I have been here for twenty-one months. According to the tally in my journal, this is approximately 642 days. As I have said before in this blog, the longest I had lived away from home, prior to Peace Corps, was about seven months when I was working off of the coast in North Carolina. 642 days; this is a long time. I consider my home in the Southwest to be nothing short of paradise (not exaggerating). When I close my eyes I can still see endless ranges of snow-capped peaks festooned with dark forests of evergreen and carpeted with nodding summer wildflowers. Trout leap in the streams and cougars stalk the night-haunted forests. Farther west, canyons brood in perfect red silence, a shining ribbon of water along their bottom the only movements save for the gentle sighing of a few luminously green cottonwood trees. The mountains lavish and fecund with life, the deserts spare and perfectly balanced; beautiful opposites they are yin and yang. The Navajos call it hozho, harmony, and if you sit still long enough in my Southwest, you will feel it seeping into your very bones.

Morocco is beautiful as well, stunningly so, but the balance is broken; the scales are tipped. It manifests in my psyche as a vague tiredness, a heaviness. I still find joy in my day-to-day life here, I still love my friends and host family, but when five months is up, I will be ready to go. For now, it’s time to enjoy my last Atlas winter, so I turn my thoughts to something else. I think back on the past hour spent with Moha in his house.

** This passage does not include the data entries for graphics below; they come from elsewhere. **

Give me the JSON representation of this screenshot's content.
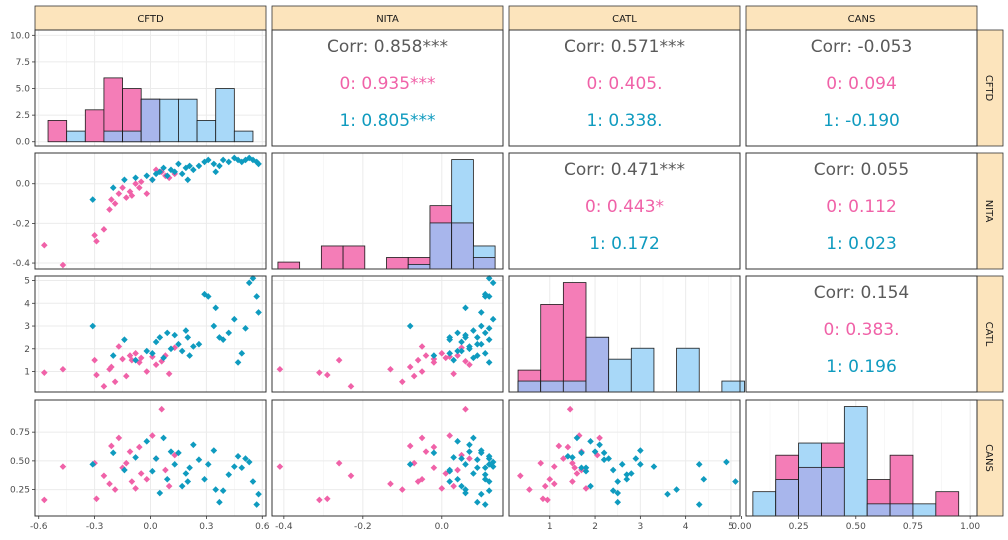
{
  "chart_data": {
    "type": "scatter-matrix",
    "variables": [
      "CFTD",
      "NITA",
      "CATL",
      "CANS"
    ],
    "colors": {
      "group0": "#F062A8",
      "group1": "#0F9BBF",
      "hist0": "#F47DB7",
      "hist1": "#A8D8F8",
      "overlap": "#A8B6EC",
      "strip": "#FCE4BC",
      "overall": "#5A5A5A"
    },
    "axes": {
      "CFTD": {
        "range": [
          -0.62,
          0.62
        ],
        "ticks": [
          "-0.6",
          "-0.3",
          "0.0",
          "0.3",
          "0.6"
        ],
        "tick_values": [
          -0.6,
          -0.3,
          0.0,
          0.3,
          0.6
        ]
      },
      "NITA": {
        "range": [
          -0.43,
          0.155
        ],
        "ticks": [
          "-0.4",
          "-0.2",
          "0.0"
        ],
        "tick_values": [
          -0.4,
          -0.2,
          0.0
        ]
      },
      "CATL": {
        "range": [
          0.1,
          5.2
        ],
        "ticks": [
          "1",
          "2",
          "3",
          "4",
          "5"
        ],
        "tick_values": [
          1,
          2,
          3,
          4,
          5
        ]
      },
      "CANS": {
        "range": [
          0.02,
          1.03
        ],
        "ticks": [
          "0.00",
          "0.25",
          "0.50",
          "0.75",
          "1.00"
        ],
        "tick_values": [
          0.0,
          0.25,
          0.5,
          0.75,
          1.0
        ]
      },
      "CANS_y": {
        "ticks": [
          "0.25",
          "0.50",
          "0.75"
        ],
        "tick_values": [
          0.25,
          0.5,
          0.75
        ]
      },
      "CFTD_count": {
        "range": [
          -0.4,
          10.5
        ],
        "ticks": [
          "0.0",
          "2.5",
          "5.0",
          "7.5",
          "10.0"
        ],
        "tick_values": [
          0,
          2.5,
          5,
          7.5,
          10
        ]
      },
      "NITA_y": {
        "ticks": [
          "-0.4",
          "-0.2",
          "0.0"
        ],
        "tick_values": [
          -0.4,
          -0.2,
          0.0
        ]
      },
      "CATL_y": {
        "ticks": [
          "1",
          "2",
          "3",
          "4",
          "5"
        ],
        "tick_values": [
          1,
          2,
          3,
          4,
          5
        ]
      }
    },
    "correlations": [
      {
        "row": 0,
        "col": 1,
        "lines": [
          "Corr: 0.858***",
          "0: 0.935***",
          "1: 0.805***"
        ]
      },
      {
        "row": 0,
        "col": 2,
        "lines": [
          "Corr: 0.571***",
          "0: 0.405.",
          "1: 0.338."
        ]
      },
      {
        "row": 0,
        "col": 3,
        "lines": [
          "Corr: -0.053",
          "0: 0.094",
          "1: -0.190"
        ]
      },
      {
        "row": 1,
        "col": 2,
        "lines": [
          "Corr: 0.471***",
          "0: 0.443*",
          "1: 0.172"
        ]
      },
      {
        "row": 1,
        "col": 3,
        "lines": [
          "Corr: 0.055",
          "0: 0.112",
          "1: 0.023"
        ]
      },
      {
        "row": 2,
        "col": 3,
        "lines": [
          "Corr: 0.154",
          "0: 0.383.",
          "1: 0.196"
        ]
      }
    ],
    "histograms": {
      "CFTD": {
        "bins": [
          -0.55,
          -0.45,
          -0.35,
          -0.25,
          -0.15,
          -0.05,
          0.05,
          0.15,
          0.25,
          0.35,
          0.45,
          0.55
        ],
        "counts0": [
          2,
          0,
          3,
          6,
          5,
          4,
          0,
          0,
          0,
          0,
          0
        ],
        "counts1": [
          0,
          1,
          0,
          1,
          1,
          4,
          4,
          4,
          2,
          5,
          1
        ]
      },
      "NITA": {
        "bins": [
          -0.415,
          -0.36,
          -0.305,
          -0.25,
          -0.195,
          -0.14,
          -0.085,
          -0.03,
          0.025,
          0.08,
          0.135
        ],
        "counts0": [
          0.6,
          0,
          2,
          2,
          0,
          1,
          1,
          5.5,
          4,
          1
        ],
        "counts1": [
          0,
          0,
          0,
          0,
          0,
          0,
          0.4,
          4,
          9.5,
          2
        ]
      },
      "CATL": {
        "bins": [
          0.3,
          0.8,
          1.3,
          1.8,
          2.3,
          2.8,
          3.3,
          3.8,
          4.3,
          4.8,
          5.3
        ],
        "counts0": [
          2,
          8,
          10,
          5,
          0,
          0,
          0,
          0,
          0,
          0
        ],
        "counts1": [
          1,
          1,
          1,
          5,
          3,
          4,
          0,
          4,
          0,
          1
        ]
      },
      "CANS": {
        "bins": [
          0.05,
          0.15,
          0.25,
          0.35,
          0.45,
          0.55,
          0.65,
          0.75,
          0.85,
          0.95
        ],
        "counts0": [
          0,
          5,
          4,
          6,
          0,
          3,
          5,
          0,
          2
        ],
        "counts1": [
          2,
          3,
          6,
          4,
          9,
          1,
          1,
          1,
          0
        ]
      }
    },
    "points": {
      "group0": [
        [
          -0.57,
          -0.31,
          0.95,
          0.16
        ],
        [
          -0.47,
          -0.41,
          1.1,
          0.45
        ],
        [
          -0.3,
          -0.26,
          1.5,
          0.48
        ],
        [
          -0.29,
          -0.29,
          0.85,
          0.17
        ],
        [
          -0.25,
          -0.23,
          0.35,
          0.37
        ],
        [
          -0.22,
          -0.13,
          1.1,
          0.3
        ],
        [
          -0.21,
          -0.08,
          1.2,
          0.63
        ],
        [
          -0.19,
          -0.1,
          0.55,
          0.25
        ],
        [
          -0.17,
          -0.05,
          2.1,
          0.7
        ],
        [
          -0.15,
          -0.02,
          1.55,
          0.44
        ],
        [
          -0.13,
          -0.07,
          0.8,
          0.48
        ],
        [
          -0.11,
          -0.04,
          1.7,
          0.58
        ],
        [
          -0.1,
          -0.06,
          1.5,
          0.32
        ],
        [
          -0.08,
          0.0,
          1.8,
          0.26
        ],
        [
          -0.06,
          -0.02,
          1.4,
          0.62
        ],
        [
          -0.05,
          0.01,
          1.6,
          0.39
        ],
        [
          -0.02,
          -0.05,
          1.0,
          0.34
        ],
        [
          0.01,
          0.02,
          1.65,
          0.72
        ],
        [
          0.03,
          0.07,
          1.3,
          0.52
        ],
        [
          0.06,
          0.06,
          1.45,
          0.95
        ],
        [
          0.08,
          0.04,
          1.7,
          0.42
        ],
        [
          0.1,
          0.03,
          0.9,
          0.28
        ],
        [
          0.13,
          0.05,
          2.05,
          0.55
        ]
      ],
      "group1": [
        [
          -0.31,
          -0.08,
          3.0,
          0.47
        ],
        [
          -0.2,
          -0.02,
          1.7,
          0.57
        ],
        [
          -0.14,
          0.02,
          2.4,
          0.42
        ],
        [
          -0.08,
          0.03,
          1.5,
          0.53
        ],
        [
          -0.02,
          0.04,
          1.9,
          0.67
        ],
        [
          0.01,
          0.02,
          1.8,
          0.41
        ],
        [
          0.03,
          0.05,
          2.3,
          0.52
        ],
        [
          0.05,
          0.06,
          2.5,
          0.22
        ],
        [
          0.07,
          0.08,
          1.6,
          0.7
        ],
        [
          0.09,
          0.04,
          2.7,
          0.34
        ],
        [
          0.11,
          0.07,
          2.0,
          0.58
        ],
        [
          0.13,
          0.06,
          2.6,
          0.47
        ],
        [
          0.15,
          0.1,
          2.2,
          0.57
        ],
        [
          0.17,
          0.05,
          1.9,
          0.28
        ],
        [
          0.19,
          0.08,
          2.8,
          0.39
        ],
        [
          0.21,
          0.09,
          1.7,
          0.44
        ],
        [
          0.23,
          0.07,
          2.1,
          0.64
        ],
        [
          0.26,
          0.09,
          2.2,
          0.51
        ],
        [
          0.29,
          0.11,
          4.4,
          0.34
        ],
        [
          0.31,
          0.12,
          4.3,
          0.47
        ],
        [
          0.34,
          0.1,
          3.0,
          0.59
        ],
        [
          0.37,
          0.09,
          2.5,
          0.14
        ],
        [
          0.39,
          0.12,
          2.4,
          0.24
        ],
        [
          0.42,
          0.11,
          2.7,
          0.38
        ],
        [
          0.45,
          0.13,
          3.3,
          0.45
        ],
        [
          0.47,
          0.12,
          1.4,
          0.54
        ],
        [
          0.49,
          0.11,
          1.8,
          0.44
        ],
        [
          0.51,
          0.12,
          2.9,
          0.52
        ],
        [
          0.53,
          0.13,
          4.9,
          0.49
        ],
        [
          0.55,
          0.12,
          5.1,
          0.32
        ],
        [
          0.57,
          0.11,
          4.3,
          0.12
        ],
        [
          0.58,
          0.1,
          3.6,
          0.21
        ],
        [
          0.2,
          0.02,
          2.5,
          0.32
        ],
        [
          0.35,
          0.06,
          3.8,
          0.25
        ]
      ]
    }
  }
}
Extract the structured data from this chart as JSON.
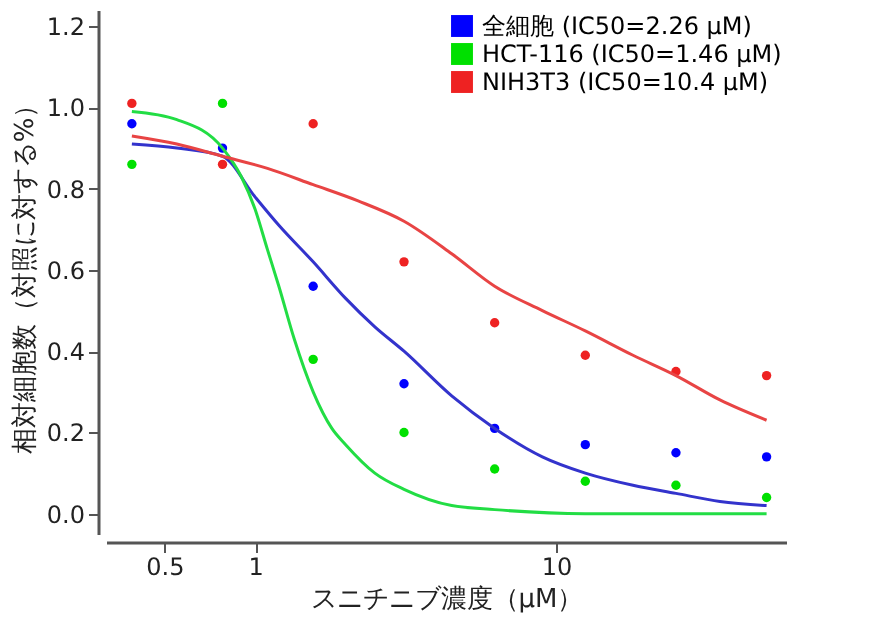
{
  "chart_data": {
    "type": "scatter",
    "xlabel": "スニチニブ濃度（μM）",
    "ylabel": "相対細胞数（対照に対する%）",
    "log": "x",
    "xlim": [
      0.32,
      58
    ],
    "xticks": [
      0.5,
      1,
      10
    ],
    "ylim": [
      -0.05,
      1.24
    ],
    "yticks": [
      {
        "value": 0,
        "label": "0.0"
      },
      0.2,
      0.4,
      0.6,
      0.8,
      {
        "value": 1,
        "label": "1.0"
      },
      1.2
    ],
    "grid": false,
    "legend": "top right",
    "marker": "circle",
    "series": [
      {
        "name": "全細胞 (IC50=2.26 μM)",
        "color": "#0000ff",
        "x": [
          0.39,
          0.78,
          1.56,
          3.125,
          6.25,
          12.5,
          25,
          50
        ],
        "values": [
          0.96,
          0.9,
          0.56,
          0.32,
          0.21,
          0.17,
          0.15,
          0.14
        ]
      },
      {
        "name": "HCT-116 (IC50=1.46 μM)",
        "color": "#00e000",
        "x": [
          0.39,
          0.78,
          1.56,
          3.125,
          6.25,
          12.5,
          25,
          50
        ],
        "values": [
          0.86,
          1.01,
          0.38,
          0.2,
          0.11,
          0.08,
          0.07,
          0.04
        ]
      },
      {
        "name": "NIH3T3 (IC50=10.4 μM)",
        "color": "#ee2222",
        "x": [
          0.39,
          0.78,
          1.56,
          3.125,
          6.25,
          12.5,
          25,
          50
        ],
        "values": [
          1.01,
          0.86,
          0.96,
          0.62,
          0.47,
          0.39,
          0.35,
          0.34
        ]
      },
      {
        "color": "#3333cc",
        "type": "line",
        "marker": "none",
        "x": [
          0.39,
          0.55,
          0.78,
          1.0,
          1.2,
          1.56,
          2.0,
          2.5,
          3.125,
          4.5,
          6.25,
          9,
          12.5,
          18,
          25,
          35,
          50
        ],
        "values": [
          0.91,
          0.9,
          0.88,
          0.78,
          0.71,
          0.62,
          0.53,
          0.46,
          0.4,
          0.29,
          0.21,
          0.14,
          0.1,
          0.07,
          0.05,
          0.03,
          0.02
        ]
      },
      {
        "color": "#22dd44",
        "type": "line",
        "marker": "none",
        "x": [
          0.39,
          0.55,
          0.78,
          0.9,
          1.0,
          1.1,
          1.2,
          1.35,
          1.56,
          1.8,
          2.0,
          2.5,
          3.125,
          4.5,
          6.25,
          12.5,
          25,
          50
        ],
        "values": [
          0.99,
          0.97,
          0.9,
          0.83,
          0.75,
          0.65,
          0.56,
          0.43,
          0.3,
          0.21,
          0.17,
          0.1,
          0.06,
          0.02,
          0.01,
          0.0,
          0.0,
          0.0
        ]
      },
      {
        "color": "#e84444",
        "type": "line",
        "marker": "none",
        "x": [
          0.39,
          0.55,
          0.78,
          1.1,
          1.56,
          2.2,
          3.125,
          4.5,
          6.25,
          9,
          12.5,
          18,
          25,
          35,
          50
        ],
        "values": [
          0.93,
          0.91,
          0.88,
          0.85,
          0.81,
          0.77,
          0.72,
          0.64,
          0.56,
          0.5,
          0.45,
          0.39,
          0.34,
          0.28,
          0.23
        ]
      }
    ]
  }
}
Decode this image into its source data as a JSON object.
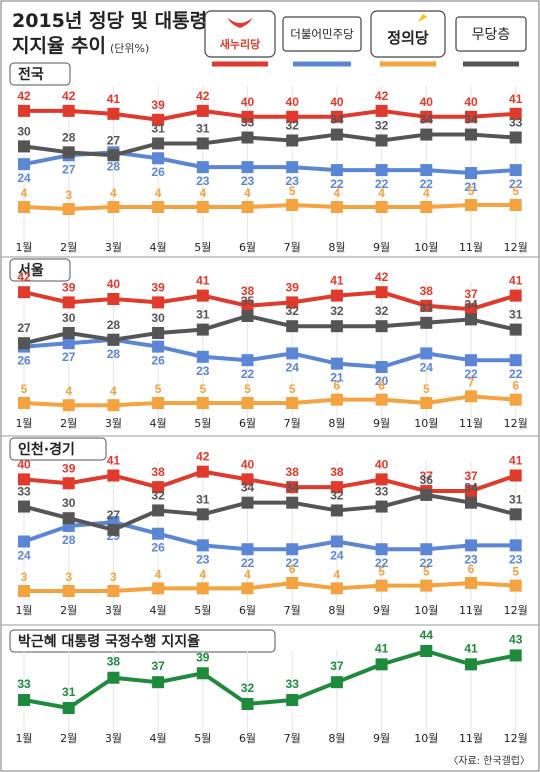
{
  "title": "2015년 정당 및 대통령",
  "title_line2": "지지율 추이",
  "unit": "(단위%)",
  "source": "〈자료: 한국갤럽〉",
  "legend": [
    {
      "label": "새누리당",
      "color": "#e03a2c",
      "icon": "saenuri-logo-icon"
    },
    {
      "label": "더불어민주당",
      "color": "#5b86d6",
      "icon": "minju-badge-icon"
    },
    {
      "label": "정의당",
      "color": "#f4a340",
      "icon": "justice-logo-icon"
    },
    {
      "label": "무당층",
      "color": "#555555",
      "icon": "independent-badge-icon"
    }
  ],
  "colors": {
    "saenuri": "#e03a2c",
    "minju": "#5b86d6",
    "justice": "#f4a340",
    "independent": "#555555",
    "president": "#1e8a3c"
  },
  "chart_data": [
    {
      "type": "line",
      "panel_label": "전국",
      "categories": [
        "1월",
        "2월",
        "3월",
        "4월",
        "5월",
        "6월",
        "7월",
        "8월",
        "9월",
        "10월",
        "11월",
        "12월"
      ],
      "series": [
        {
          "name": "새누리당",
          "values": [
            42,
            42,
            41,
            39,
            42,
            40,
            40,
            40,
            42,
            40,
            40,
            41
          ]
        },
        {
          "name": "더불어민주당",
          "values": [
            24,
            27,
            28,
            26,
            23,
            23,
            23,
            22,
            22,
            22,
            21,
            22
          ]
        },
        {
          "name": "정의당",
          "values": [
            4,
            3,
            4,
            4,
            4,
            4,
            5,
            4,
            4,
            4,
            5,
            5
          ]
        },
        {
          "name": "무당층",
          "values": [
            30,
            28,
            27,
            31,
            31,
            33,
            32,
            34,
            32,
            34,
            34,
            33
          ]
        }
      ]
    },
    {
      "type": "line",
      "panel_label": "서울",
      "categories": [
        "1월",
        "2월",
        "3월",
        "4월",
        "5월",
        "6월",
        "7월",
        "8월",
        "9월",
        "10월",
        "11월",
        "12월"
      ],
      "series": [
        {
          "name": "새누리당",
          "values": [
            42,
            39,
            40,
            39,
            41,
            38,
            39,
            41,
            42,
            38,
            37,
            41
          ]
        },
        {
          "name": "더불어민주당",
          "values": [
            26,
            27,
            28,
            26,
            23,
            22,
            24,
            21,
            20,
            24,
            22,
            22
          ]
        },
        {
          "name": "정의당",
          "values": [
            5,
            4,
            4,
            5,
            5,
            5,
            5,
            6,
            6,
            5,
            7,
            6
          ]
        },
        {
          "name": "무당층",
          "values": [
            27,
            30,
            28,
            30,
            31,
            35,
            32,
            32,
            32,
            33,
            34,
            31
          ]
        }
      ]
    },
    {
      "type": "line",
      "panel_label": "인천·경기",
      "categories": [
        "1월",
        "2월",
        "3월",
        "4월",
        "5월",
        "6월",
        "7월",
        "8월",
        "9월",
        "10월",
        "11월",
        "12월"
      ],
      "series": [
        {
          "name": "새누리당",
          "values": [
            40,
            39,
            41,
            38,
            42,
            40,
            38,
            38,
            40,
            37,
            37,
            41
          ]
        },
        {
          "name": "더불어민주당",
          "values": [
            24,
            28,
            29,
            26,
            23,
            22,
            22,
            24,
            22,
            22,
            23,
            23
          ]
        },
        {
          "name": "정의당",
          "values": [
            3,
            3,
            3,
            4,
            4,
            4,
            6,
            4,
            5,
            5,
            6,
            5
          ]
        },
        {
          "name": "무당층",
          "values": [
            33,
            30,
            27,
            32,
            31,
            34,
            34,
            32,
            33,
            36,
            34,
            31
          ]
        }
      ]
    },
    {
      "type": "line",
      "panel_label": "박근혜 대통령 국정수행 지지율",
      "categories": [
        "1월",
        "2월",
        "3월",
        "4월",
        "5월",
        "6월",
        "7월",
        "8월",
        "9월",
        "10월",
        "11월",
        "12월"
      ],
      "series": [
        {
          "name": "박근혜 대통령 국정수행 지지율",
          "values": [
            33,
            31,
            38,
            37,
            39,
            32,
            33,
            37,
            41,
            44,
            41,
            43
          ]
        }
      ]
    }
  ]
}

Turns out that my friend is one of the only people here in the valley that has internet and I desperately needed to check my email; I had some important stuff coming in. It took awhile as I had to learn to navigate the French keyboard and menus, and the welcome interruption of Moha’s large, exuberant mother (my host-auntie) who came in to fuss over me and ply me with tea and food.

Our teeth were chattering by the time we got to my street, and Moha bade me goodnight before for going off to a café. I continued the additional hundred feet to my front door, numb from head to toe, and could barely turn the key in the lock. I tromped coldly up the stairs, trying not to trip over my frozen feet, and made my way into the study. The woodstove I had made for me last year sat sadly in the corner, grey with dust and rust-spotted from a leak near the pipe. That sight was normal to me, but next to it… was wood.

Wood is rather difficult to acquire in the Eastern High Atlas, an area that has been deforested for close to three hundred years. It is trucked in from afar, or poached from the National Park; I try not to ask which at this point. A friend of mine in the village, “Mehdi”, had been trying to sell me firewood since the summer, and I finally acquiesced to his frequent requests last month. It had been awhile since then, and neither of us could seem to get a date nailed down to do it. As of this writing, it’s still not entirely done (we’re chainsawing the large pieces down to size tomorrow so they will actually fit up my stairs), but I do have enough wood for tonight.

I looked at the stove for a moment before gently lifting off the top panel and easing an entire ifssi (a shrub-like and extremely flammable High Atlas plant) into it. On top of that, I placed a few chunks wood and held a lighter to the bottom of the ifssi. It went up like a firework, and within five minutes I was shedding layer after layer of clothing. After an hour, the room was comfortable and all of my extremities were alive and accounted for. First fire of the year, and based on the huge amount of wood being delivered tomorrow, this will be the first of many. If this is a vision of days to come, I am ready for you winter! Let’s go one more round!